🤖 AI Summary
This work addresses the challenge of precisely controlling model sparsity in Bregman-based optimizers, where conventional ℓ₁ regularization requires extensive hyperparameter tuning. We propose the first sparsity-feedback-driven adaptive λ adjustment mechanism within the Bregman optimization framework (LinBreg/AdaBreg), dynamically updating the regularization parameter based on the deviation between current and target sparsity levels. This approach enables accurate sparsity control without laborious manual tuning. Evaluated on ECAPA-TDNN and ResNet34 architectures across VoxCeleb and CNCeleb datasets, our method consistently achieves target sparsity levels of 75%–99%, converges faster, and attains equal or better equal error rates compared to finely tuned baselines, while demonstrating enhanced robustness to out-of-distribution data.
📝 Abstract
Sparse training reduces the memory and computational costs of deep neural networks. However, sparse optimization methods, e.g., those adding an $\ell_1$ penalty, often control sparsity only indirectly through a regularization parameter $λ$, whose mapping to the final sparsity rate is non-trivial. In our experiments, we found this parameter sensitivity to be particularly pronounced for Bregman-based optimizers. Specifically, the two variants LinBreg and AdaBreg reach the same sparsity at $λ$ values that differ by up to two orders of magnitude, requiring expensive trial-and-error sweeps to achieve a user-specified sparsity. To address this, we propose an adaptive regularization scheme that updates $λ$ based on the difference between the model's current sparsity and the target sparsity.

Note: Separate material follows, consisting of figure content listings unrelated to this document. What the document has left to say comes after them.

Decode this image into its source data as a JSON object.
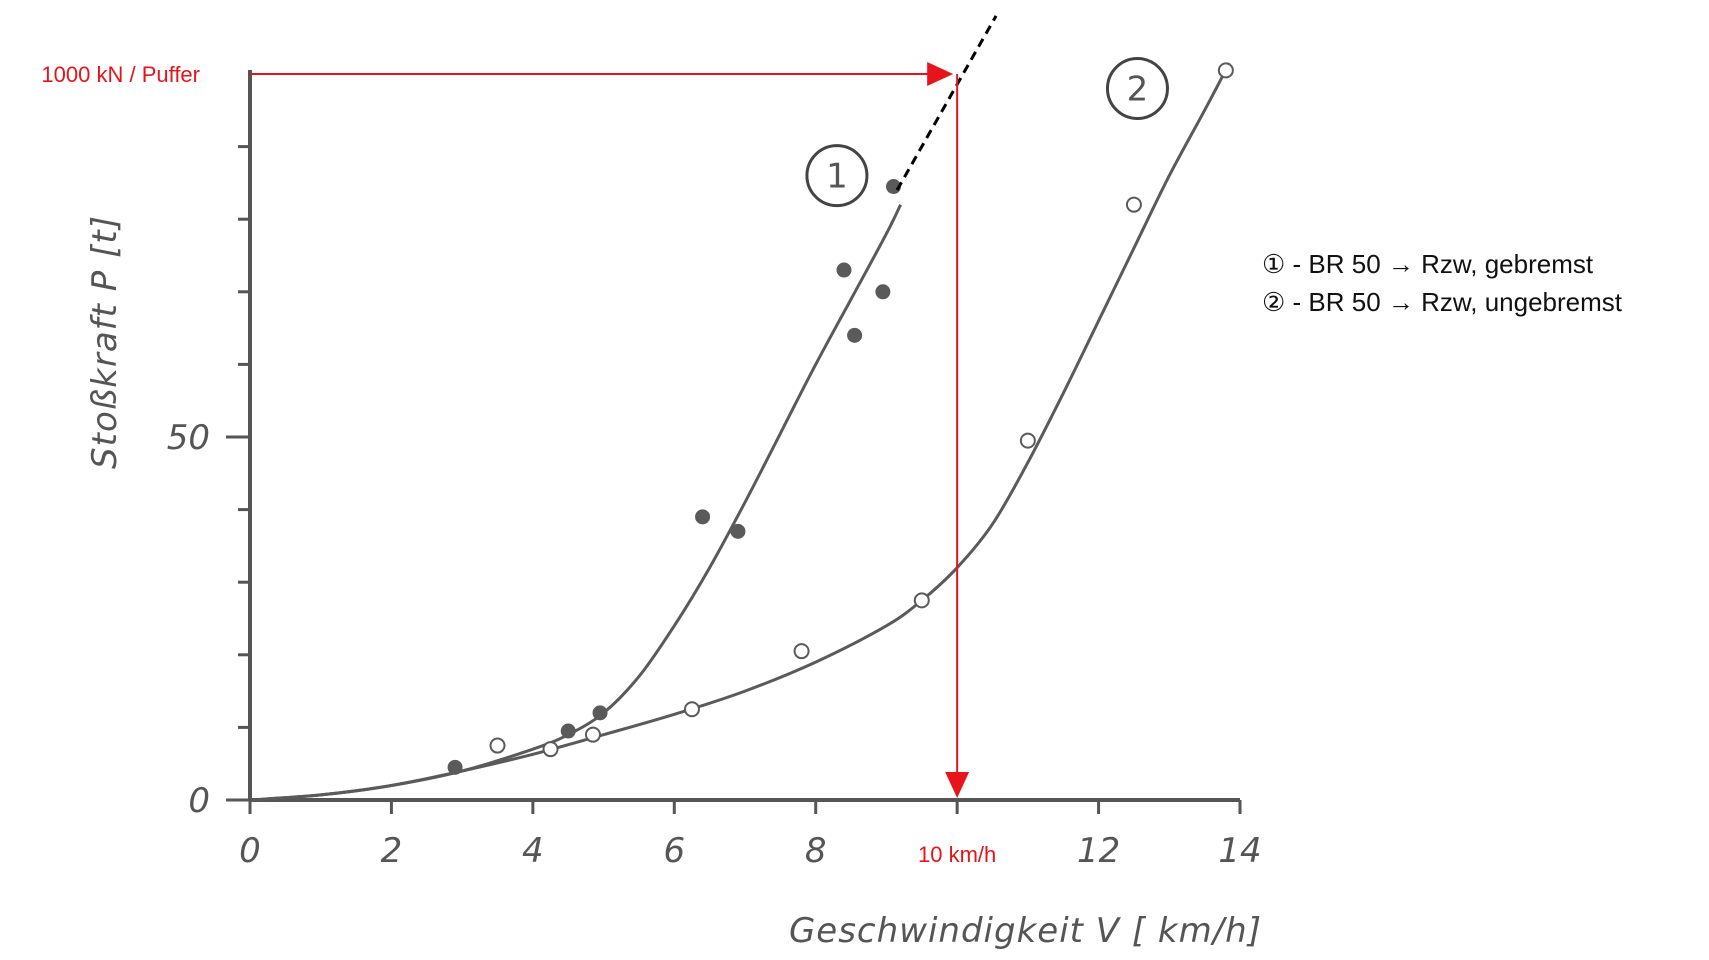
{
  "chart_data": {
    "type": "scatter",
    "xlabel": "Geschwindigkeit V [ km/h]",
    "ylabel": "Stoßkraft P [t]",
    "xlim": [
      0,
      14
    ],
    "ylim": [
      0,
      100
    ],
    "x_ticks": [
      0,
      2,
      4,
      6,
      8,
      10,
      12,
      14
    ],
    "x_tick_labels": [
      "0",
      "2",
      "4",
      "6",
      "8",
      "",
      "12",
      "14"
    ],
    "y_ticks": [
      0,
      50
    ],
    "y_minor_ticks": [
      10,
      20,
      30,
      40,
      60,
      70,
      80,
      90
    ],
    "y_tick_labels": [
      "0",
      "50"
    ],
    "grid": false,
    "series": [
      {
        "name": "1",
        "marker": "filled",
        "points": [
          [
            2.9,
            4.5
          ],
          [
            4.5,
            9.5
          ],
          [
            4.95,
            12
          ],
          [
            6.4,
            39
          ],
          [
            6.9,
            37
          ],
          [
            8.4,
            73
          ],
          [
            8.55,
            64
          ],
          [
            8.95,
            70
          ],
          [
            9.1,
            84.5
          ]
        ],
        "fit": [
          [
            0,
            0
          ],
          [
            1,
            0.7
          ],
          [
            2,
            2
          ],
          [
            3,
            4
          ],
          [
            4,
            7
          ],
          [
            4.5,
            9
          ],
          [
            5,
            12
          ],
          [
            5.5,
            17
          ],
          [
            6,
            24
          ],
          [
            6.5,
            32
          ],
          [
            7,
            41
          ],
          [
            7.5,
            50.5
          ],
          [
            8,
            60
          ],
          [
            8.5,
            69
          ],
          [
            9,
            78
          ],
          [
            9.2,
            82
          ]
        ]
      },
      {
        "name": "2",
        "marker": "open",
        "points": [
          [
            3.5,
            7.5
          ],
          [
            4.25,
            7
          ],
          [
            4.85,
            9
          ],
          [
            6.25,
            12.5
          ],
          [
            7.8,
            20.5
          ],
          [
            9.5,
            27.5
          ],
          [
            11,
            49.5
          ],
          [
            12.5,
            82
          ],
          [
            13.8,
            100.5
          ]
        ],
        "fit": [
          [
            0,
            0
          ],
          [
            1,
            0.7
          ],
          [
            2,
            2
          ],
          [
            3,
            4
          ],
          [
            4,
            6.3
          ],
          [
            5,
            9
          ],
          [
            6,
            11.8
          ],
          [
            7,
            15
          ],
          [
            8,
            19
          ],
          [
            9,
            24
          ],
          [
            9.5,
            27.5
          ],
          [
            10,
            32
          ],
          [
            10.5,
            38
          ],
          [
            11,
            46.5
          ],
          [
            11.5,
            56
          ],
          [
            12,
            66
          ],
          [
            12.5,
            76
          ],
          [
            13,
            86
          ],
          [
            13.5,
            95
          ],
          [
            13.85,
            101.5
          ]
        ]
      }
    ],
    "extension_line": [
      [
        9.15,
        84
      ],
      [
        10.55,
        108
      ]
    ],
    "annotations": {
      "force_label": "1000 kN / Puffer",
      "force_value": 100,
      "speed_label": "10 km/h",
      "speed_value": 10,
      "series_markers": [
        {
          "text": "1",
          "x": 8.3,
          "y": 86
        },
        {
          "text": "2",
          "x": 12.55,
          "y": 98
        }
      ]
    },
    "colors": {
      "axis": "#555555",
      "curve": "#5a5a5a",
      "annotation": "#e8141b",
      "extension": "#000000"
    }
  },
  "legend": {
    "items": [
      {
        "symbol": "①",
        "text": " - BR 50 → Rzw, gebremst"
      },
      {
        "symbol": "②",
        "text": " - BR 50 → Rzw, ungebremst"
      }
    ]
  }
}
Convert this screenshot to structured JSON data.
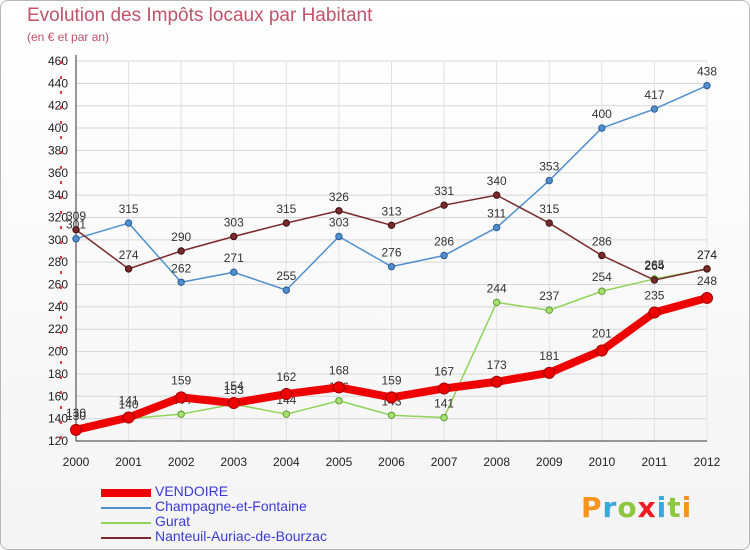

We analyze the resulting algorithm and evaluate it on automatic speaker verification with ECAPA-TDNN and ResNet34 on VoxCeleb and CNCeleb. The proposed method reliably achieves sparsity targets ranging between 75% and 99%. It also converges faster than the oracle-tuned non-adaptive baseline during early training and matches or surpasses its final performance in equal error rate. We further show that the adaptive scheme inherits key properties from its non-adaptive counterpart, including improved out-of-distribution robustness over the dense baselines.